'Evening News' Distorts Severity of Food Inflation by Reporting Only Highest of Increases

May 2nd, 2008 4:45 PM

Although the economy is showing only a slow rate of growth, consumer spending actually showed an increase for the month of March. But, don't be fooled - that's a bad sign, according to "CBS Evening News" anchor Katie Couric.

"[T]he government reported today that consumer spending in March shot up twice as much as economists were expecting, and it's not because we're buying more - it's because the prices are so much higher, especially food," Couric said on the May 1 broadcast.

However, crediting consumer spending growth, up 0.4 percent according to the Commerce Department, to food inflation is not accurate, according to economist Dr. John Lott.

"The first notion that somehow you could explain the entire increase in consumer spending is due to higher prices - if you double consumer spending, the only way that statement would make sense is if the price level doubled in a month," John Lott told the Business & Media Institute on May 2.

Couric also cited a Labor Department statistic that food prices have increased 5 percent annually. But, CBS correspondent Mark Strassmann reported only on food items with much more significant increases in prices.

"Just in the last year, prices of America's food staples have skyrocketed," Strassmann said. "Flour now 49 cents a pound, is up 36 percent; eggs at $2.20 a dozen, up 35 percent; milk - $3.78 a gallon, up 23 percent; and pasta at $1.08 a pound, up 19 percent. Fruits and vegetables are also up double digits."

As Lott pointed out - the segment didn't look at the whole picture and that distorts what the reality of the food inflation is.

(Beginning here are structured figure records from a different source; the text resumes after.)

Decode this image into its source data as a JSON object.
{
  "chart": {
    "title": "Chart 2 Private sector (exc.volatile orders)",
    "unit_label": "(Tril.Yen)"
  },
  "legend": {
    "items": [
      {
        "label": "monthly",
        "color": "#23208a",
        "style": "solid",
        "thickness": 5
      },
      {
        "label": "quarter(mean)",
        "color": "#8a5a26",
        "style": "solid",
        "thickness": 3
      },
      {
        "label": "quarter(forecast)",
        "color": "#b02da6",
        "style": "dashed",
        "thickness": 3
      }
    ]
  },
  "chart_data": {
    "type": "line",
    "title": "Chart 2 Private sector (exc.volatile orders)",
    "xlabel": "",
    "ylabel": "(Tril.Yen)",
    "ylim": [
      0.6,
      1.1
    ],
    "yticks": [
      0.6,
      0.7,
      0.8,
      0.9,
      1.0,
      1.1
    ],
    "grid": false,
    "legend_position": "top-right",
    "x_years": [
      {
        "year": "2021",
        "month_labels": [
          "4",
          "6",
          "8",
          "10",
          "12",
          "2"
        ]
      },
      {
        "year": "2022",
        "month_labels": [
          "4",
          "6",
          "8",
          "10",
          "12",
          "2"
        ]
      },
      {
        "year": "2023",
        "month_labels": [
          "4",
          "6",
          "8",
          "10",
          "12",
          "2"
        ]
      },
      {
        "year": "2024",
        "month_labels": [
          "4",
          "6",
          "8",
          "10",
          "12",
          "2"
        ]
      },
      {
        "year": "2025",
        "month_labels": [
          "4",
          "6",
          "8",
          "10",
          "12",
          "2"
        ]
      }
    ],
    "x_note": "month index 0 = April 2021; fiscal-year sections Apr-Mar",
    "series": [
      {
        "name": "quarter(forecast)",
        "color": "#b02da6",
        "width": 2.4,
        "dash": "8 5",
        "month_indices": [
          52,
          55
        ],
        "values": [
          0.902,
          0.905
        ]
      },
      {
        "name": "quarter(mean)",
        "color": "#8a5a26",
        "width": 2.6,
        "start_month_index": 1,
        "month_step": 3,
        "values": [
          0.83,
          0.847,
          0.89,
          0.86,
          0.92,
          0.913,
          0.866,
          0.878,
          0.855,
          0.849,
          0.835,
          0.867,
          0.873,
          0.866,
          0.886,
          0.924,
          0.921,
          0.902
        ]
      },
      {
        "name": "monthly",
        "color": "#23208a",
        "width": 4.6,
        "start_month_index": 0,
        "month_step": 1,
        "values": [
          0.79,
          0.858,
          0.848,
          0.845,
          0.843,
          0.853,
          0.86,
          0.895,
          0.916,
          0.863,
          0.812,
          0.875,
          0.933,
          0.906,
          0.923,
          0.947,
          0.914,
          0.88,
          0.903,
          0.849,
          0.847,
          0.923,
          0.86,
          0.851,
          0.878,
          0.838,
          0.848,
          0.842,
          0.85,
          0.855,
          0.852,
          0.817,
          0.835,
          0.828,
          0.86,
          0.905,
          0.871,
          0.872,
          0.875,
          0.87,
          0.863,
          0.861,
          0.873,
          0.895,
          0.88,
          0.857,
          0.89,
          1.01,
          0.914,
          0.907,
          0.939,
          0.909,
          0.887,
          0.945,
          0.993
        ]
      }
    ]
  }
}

"When you're talking about all food, you're not spending it all on pasta," Lott said. "Some portion of it is going up, but oranges have fallen by like 35 percent. You have drops in the price of lettuce and other things, too. An the average on the course of a year is going up about 5 percent - that's the relevant number, what's happening overall with the cost of food, not particular parts of the basket because nobody goes and spends on just those things that are going up."